Ehi ciao cari lettori e fan dei Red Hot Chili Peppers. Vi ricordate di me? Ci siamo visti solo ad aprile, quando la band del reparto geriatrico di Venice Beach ha pensato bene di ritornare sulle scene dopo anni con “Unlimited Love“. Il comeback fece molto parlare, soprattutto per il buon vecchio Frusciante di nuovo alla chitarra.
Dopo 6 mesi (si esatto, mesi e non anni) Anthony Kiedis & co. decide che un album brutto come il primo non poteva essere sufficiente. Per questo, dal nulla, viene annunciato “Return Of The Dream Canteen” o, per come lo chiamo io, il testamento dei Red Hot.
Se con il disco precedente da una parte ero a posto con la coscienza nell’ascoltare un lavoro di una durata lunghina (non essendo più noi abituati) ora, invece, voglio solo che finisca. Tutto quello che ho scritto prima vale anche ora: se non ci fossero Flea e Frusciante il tutto sarebbe la solita solfa.
Il problema, però, è che in questo caso siamo stati ingannati: dalla cover del disco, dal primo e unico singolo anticipatore “Tippa My Tongue” l’idea originata era che si fosse tornati (per miracolo) ai tempi di un “Blood Sugar Sex Magic” e quindi di un esperimento, quasi di una sfida con loro stessi nel fare qualcosa di già sentito ma con quel pizzico di psichedelia che caratterizza infatti il singolo.

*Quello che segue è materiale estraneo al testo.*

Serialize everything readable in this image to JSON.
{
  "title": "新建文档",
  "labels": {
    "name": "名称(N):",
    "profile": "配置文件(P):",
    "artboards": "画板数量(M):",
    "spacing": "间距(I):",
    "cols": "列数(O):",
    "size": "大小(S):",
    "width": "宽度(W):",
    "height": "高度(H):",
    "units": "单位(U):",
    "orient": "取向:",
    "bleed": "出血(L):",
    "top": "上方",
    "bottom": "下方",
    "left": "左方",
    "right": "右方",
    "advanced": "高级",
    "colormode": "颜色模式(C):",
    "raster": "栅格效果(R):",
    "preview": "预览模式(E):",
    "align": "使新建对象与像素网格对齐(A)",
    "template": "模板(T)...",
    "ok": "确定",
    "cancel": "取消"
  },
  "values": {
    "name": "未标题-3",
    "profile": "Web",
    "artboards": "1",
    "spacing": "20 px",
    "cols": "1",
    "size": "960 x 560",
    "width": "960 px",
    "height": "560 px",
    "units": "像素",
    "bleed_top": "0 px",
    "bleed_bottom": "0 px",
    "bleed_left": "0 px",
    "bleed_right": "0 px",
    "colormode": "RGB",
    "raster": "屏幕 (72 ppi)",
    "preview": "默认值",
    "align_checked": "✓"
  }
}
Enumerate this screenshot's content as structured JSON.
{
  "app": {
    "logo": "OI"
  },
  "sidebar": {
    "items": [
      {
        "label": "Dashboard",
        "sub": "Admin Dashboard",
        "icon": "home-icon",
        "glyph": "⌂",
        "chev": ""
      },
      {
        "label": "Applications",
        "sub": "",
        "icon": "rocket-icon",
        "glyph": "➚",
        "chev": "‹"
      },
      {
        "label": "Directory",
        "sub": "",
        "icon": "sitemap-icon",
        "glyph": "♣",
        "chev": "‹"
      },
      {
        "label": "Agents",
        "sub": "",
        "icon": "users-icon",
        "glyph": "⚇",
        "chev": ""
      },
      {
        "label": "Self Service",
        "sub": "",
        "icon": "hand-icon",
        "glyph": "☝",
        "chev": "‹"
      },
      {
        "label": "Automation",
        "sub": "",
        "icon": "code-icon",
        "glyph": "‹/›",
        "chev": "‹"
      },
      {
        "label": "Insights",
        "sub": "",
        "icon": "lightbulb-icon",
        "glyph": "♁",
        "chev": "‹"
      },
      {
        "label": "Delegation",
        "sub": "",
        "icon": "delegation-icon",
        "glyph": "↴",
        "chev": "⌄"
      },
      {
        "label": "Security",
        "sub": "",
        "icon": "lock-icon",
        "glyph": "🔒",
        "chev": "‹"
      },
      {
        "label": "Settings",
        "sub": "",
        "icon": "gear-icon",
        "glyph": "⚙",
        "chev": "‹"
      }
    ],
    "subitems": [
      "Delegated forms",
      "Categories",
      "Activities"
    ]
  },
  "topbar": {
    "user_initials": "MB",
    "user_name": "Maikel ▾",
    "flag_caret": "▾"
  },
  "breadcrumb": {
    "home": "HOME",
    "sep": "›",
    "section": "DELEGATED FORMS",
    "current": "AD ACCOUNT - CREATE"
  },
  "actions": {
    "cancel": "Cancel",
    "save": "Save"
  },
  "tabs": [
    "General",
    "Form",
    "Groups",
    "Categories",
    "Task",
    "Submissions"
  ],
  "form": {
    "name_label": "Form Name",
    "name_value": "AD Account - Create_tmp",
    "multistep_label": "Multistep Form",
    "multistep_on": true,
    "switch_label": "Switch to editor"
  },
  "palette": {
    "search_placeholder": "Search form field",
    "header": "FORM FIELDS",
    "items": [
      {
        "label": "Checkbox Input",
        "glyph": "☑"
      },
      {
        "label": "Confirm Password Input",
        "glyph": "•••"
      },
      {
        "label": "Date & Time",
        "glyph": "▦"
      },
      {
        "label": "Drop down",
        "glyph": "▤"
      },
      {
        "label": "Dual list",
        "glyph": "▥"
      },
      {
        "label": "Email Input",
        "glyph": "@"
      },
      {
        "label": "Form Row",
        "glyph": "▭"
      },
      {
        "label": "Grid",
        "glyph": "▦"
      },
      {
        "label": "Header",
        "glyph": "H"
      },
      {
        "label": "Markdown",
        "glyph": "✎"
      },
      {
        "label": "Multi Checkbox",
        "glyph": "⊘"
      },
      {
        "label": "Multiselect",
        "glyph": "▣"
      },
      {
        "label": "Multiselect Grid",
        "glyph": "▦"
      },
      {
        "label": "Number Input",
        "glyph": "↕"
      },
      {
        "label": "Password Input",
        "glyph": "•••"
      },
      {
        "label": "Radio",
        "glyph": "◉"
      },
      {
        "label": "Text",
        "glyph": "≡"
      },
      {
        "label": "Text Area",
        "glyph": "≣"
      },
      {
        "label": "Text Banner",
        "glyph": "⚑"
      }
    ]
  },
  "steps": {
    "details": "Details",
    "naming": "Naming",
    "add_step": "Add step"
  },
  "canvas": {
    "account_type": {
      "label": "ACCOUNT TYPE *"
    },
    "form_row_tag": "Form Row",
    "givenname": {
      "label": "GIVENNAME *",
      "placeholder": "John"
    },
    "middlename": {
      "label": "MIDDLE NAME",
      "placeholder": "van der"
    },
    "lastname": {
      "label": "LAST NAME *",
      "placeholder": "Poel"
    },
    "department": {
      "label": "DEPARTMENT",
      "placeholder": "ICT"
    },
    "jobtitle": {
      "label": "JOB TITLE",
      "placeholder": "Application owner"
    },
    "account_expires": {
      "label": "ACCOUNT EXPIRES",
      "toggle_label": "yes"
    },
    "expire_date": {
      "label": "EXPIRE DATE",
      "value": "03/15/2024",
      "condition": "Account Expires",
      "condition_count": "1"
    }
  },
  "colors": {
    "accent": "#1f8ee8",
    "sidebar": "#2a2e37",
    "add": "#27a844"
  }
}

Solo che dalla seconda traccia il tutto viene ad annullarsi per avere una copia, molto lunga e molto noiosa, del precedente LP se non anche di quelli prima.
Quello che si verifica è un hint nuovo e dinamico, ma adagiato su una storia oramai finita da anni. Non c’è un semplice briciolo di originalità neanche nei riff funky di basso e chitarra; ci prova poco anche il frontman a fare quello che sapeva fare meglio, mischiare testi cantati e rappati insieme ad una base convincente.
Se avete mai pensato di risentire i vecchi Red Hot Chili Peppers nei loro nuovi lavori, beh, mi dispiace avvisarci che non succederà mai più. Sembra che stiano vivendo una seconda giovinezza, il che va molto bene per loro, ma meno a questa nuova giovinezza che con i quattro proprio non ci vuole stare.